At this Adam lashed out his fist into his sister’s brisket, but Anna’s autonomous nervous system had been tense as a wire since she laid eyes on the goose and it counteracted with a knee to the groin, followed by applying said goose to Adam’s nose. Adam’s free hand stuffed poison ivy down the back of Anna’s shirt and it all continued as it thus began, but moreso, and moreso, and moreso, and moreso, until at last Mother heard the ruckus from clean across her globe and came downstairs to separate, investigate, and interrogate.
“I told you,” she said in her most severe and wintery tones, a child in each hand, “to do what you do best. This scarcely seems it.”
“ANYONE could do what they do best!” Anna and Adam agreed violently, pointing bitten and scarred fingers at the other.

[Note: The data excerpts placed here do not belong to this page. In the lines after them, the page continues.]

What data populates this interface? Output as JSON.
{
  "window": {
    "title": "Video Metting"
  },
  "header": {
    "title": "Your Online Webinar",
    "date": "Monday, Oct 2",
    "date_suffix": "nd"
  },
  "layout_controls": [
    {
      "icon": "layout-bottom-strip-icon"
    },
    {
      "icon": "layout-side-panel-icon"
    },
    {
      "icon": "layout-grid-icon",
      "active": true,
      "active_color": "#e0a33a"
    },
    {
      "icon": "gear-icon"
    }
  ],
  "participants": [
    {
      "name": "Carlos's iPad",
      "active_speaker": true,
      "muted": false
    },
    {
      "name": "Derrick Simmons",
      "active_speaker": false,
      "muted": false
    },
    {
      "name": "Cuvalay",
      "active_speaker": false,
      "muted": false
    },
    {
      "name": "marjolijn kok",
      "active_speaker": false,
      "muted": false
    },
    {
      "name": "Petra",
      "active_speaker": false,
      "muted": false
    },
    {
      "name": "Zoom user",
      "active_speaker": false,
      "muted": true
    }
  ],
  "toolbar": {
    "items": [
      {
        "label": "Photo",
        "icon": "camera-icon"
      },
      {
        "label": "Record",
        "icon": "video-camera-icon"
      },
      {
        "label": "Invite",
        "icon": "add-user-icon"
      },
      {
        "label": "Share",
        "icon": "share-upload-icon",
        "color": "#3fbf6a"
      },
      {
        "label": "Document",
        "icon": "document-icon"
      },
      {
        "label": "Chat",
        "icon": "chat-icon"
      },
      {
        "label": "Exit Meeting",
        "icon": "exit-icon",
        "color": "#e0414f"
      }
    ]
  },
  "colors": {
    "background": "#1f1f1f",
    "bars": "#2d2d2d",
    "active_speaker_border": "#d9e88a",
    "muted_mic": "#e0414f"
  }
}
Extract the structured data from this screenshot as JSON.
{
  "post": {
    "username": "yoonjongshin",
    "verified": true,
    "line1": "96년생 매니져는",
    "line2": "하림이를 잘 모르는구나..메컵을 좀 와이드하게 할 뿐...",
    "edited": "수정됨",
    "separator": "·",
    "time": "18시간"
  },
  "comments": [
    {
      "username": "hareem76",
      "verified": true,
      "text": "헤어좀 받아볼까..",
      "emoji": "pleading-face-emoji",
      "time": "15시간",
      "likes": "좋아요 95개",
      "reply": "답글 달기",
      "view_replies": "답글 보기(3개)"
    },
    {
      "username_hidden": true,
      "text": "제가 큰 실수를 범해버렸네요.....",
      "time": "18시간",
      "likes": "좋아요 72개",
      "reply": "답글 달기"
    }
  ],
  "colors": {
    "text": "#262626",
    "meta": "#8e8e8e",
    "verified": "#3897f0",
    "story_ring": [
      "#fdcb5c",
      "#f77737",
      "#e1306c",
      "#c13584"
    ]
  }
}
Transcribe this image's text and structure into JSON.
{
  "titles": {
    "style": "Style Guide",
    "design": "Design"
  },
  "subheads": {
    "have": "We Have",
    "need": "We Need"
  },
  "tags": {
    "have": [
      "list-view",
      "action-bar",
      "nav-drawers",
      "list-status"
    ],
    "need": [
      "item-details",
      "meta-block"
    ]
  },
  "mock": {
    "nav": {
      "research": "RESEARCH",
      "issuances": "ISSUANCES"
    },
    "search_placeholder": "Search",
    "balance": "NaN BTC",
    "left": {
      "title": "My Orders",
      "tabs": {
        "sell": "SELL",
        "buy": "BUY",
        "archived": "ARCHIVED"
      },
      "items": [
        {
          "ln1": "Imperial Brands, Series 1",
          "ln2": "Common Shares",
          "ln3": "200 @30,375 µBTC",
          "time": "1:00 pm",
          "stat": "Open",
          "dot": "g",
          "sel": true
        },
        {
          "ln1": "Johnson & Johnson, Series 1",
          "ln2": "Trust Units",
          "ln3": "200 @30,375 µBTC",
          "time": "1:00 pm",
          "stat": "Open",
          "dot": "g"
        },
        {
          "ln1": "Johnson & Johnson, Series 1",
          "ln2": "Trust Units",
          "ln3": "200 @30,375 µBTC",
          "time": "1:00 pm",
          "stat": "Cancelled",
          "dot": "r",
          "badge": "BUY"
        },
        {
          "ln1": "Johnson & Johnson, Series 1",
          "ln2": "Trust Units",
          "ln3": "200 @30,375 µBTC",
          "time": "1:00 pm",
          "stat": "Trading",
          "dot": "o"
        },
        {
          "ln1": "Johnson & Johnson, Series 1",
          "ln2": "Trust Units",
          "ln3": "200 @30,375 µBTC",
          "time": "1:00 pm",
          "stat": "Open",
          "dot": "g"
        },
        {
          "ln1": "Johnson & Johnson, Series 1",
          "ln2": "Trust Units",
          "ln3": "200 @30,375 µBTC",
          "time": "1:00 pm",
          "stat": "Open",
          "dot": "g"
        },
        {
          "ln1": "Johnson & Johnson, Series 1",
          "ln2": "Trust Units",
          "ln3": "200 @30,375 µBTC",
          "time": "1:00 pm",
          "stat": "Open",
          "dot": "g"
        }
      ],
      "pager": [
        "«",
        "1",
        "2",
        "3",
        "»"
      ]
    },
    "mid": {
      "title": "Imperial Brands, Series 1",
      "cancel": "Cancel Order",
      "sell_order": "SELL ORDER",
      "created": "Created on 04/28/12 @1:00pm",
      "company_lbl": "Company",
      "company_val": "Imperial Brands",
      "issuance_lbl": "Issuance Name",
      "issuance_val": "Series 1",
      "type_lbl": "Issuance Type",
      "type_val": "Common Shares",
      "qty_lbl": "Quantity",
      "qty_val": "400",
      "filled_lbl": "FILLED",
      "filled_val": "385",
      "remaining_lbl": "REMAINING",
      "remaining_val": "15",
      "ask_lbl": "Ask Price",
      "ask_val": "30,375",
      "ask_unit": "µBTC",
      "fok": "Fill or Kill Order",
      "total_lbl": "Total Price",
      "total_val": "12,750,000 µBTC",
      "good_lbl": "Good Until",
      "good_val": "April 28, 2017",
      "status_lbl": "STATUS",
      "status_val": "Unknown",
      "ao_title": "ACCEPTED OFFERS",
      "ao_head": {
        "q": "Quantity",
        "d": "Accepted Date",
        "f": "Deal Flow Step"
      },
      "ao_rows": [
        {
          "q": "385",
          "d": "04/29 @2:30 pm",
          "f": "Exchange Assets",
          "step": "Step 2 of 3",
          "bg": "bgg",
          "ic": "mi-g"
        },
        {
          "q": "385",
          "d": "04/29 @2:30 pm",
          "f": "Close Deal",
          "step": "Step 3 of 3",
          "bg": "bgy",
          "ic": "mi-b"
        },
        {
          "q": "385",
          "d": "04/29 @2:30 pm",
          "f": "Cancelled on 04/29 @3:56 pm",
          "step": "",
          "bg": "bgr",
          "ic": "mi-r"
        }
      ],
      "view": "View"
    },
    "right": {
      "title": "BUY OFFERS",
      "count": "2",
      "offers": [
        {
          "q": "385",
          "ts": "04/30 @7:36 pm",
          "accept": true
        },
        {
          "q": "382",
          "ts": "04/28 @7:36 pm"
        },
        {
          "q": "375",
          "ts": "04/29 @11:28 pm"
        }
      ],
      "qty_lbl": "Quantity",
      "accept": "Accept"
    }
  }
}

“Oh,” said Mother. “I see my mistake. You’ve done exactly what you do best together, it just isn’t anything useful. Well, what’s done is done. Time to fix it.”
And they did, and it took as long as you thought and was as tedious and frustrating as you’d imagine, but in the end spring – reluctantly, slowly, gradually – sprang, and everything was as it was intended to be.
But no matter how long she made them scrub, they never could get the red paint off those two birds.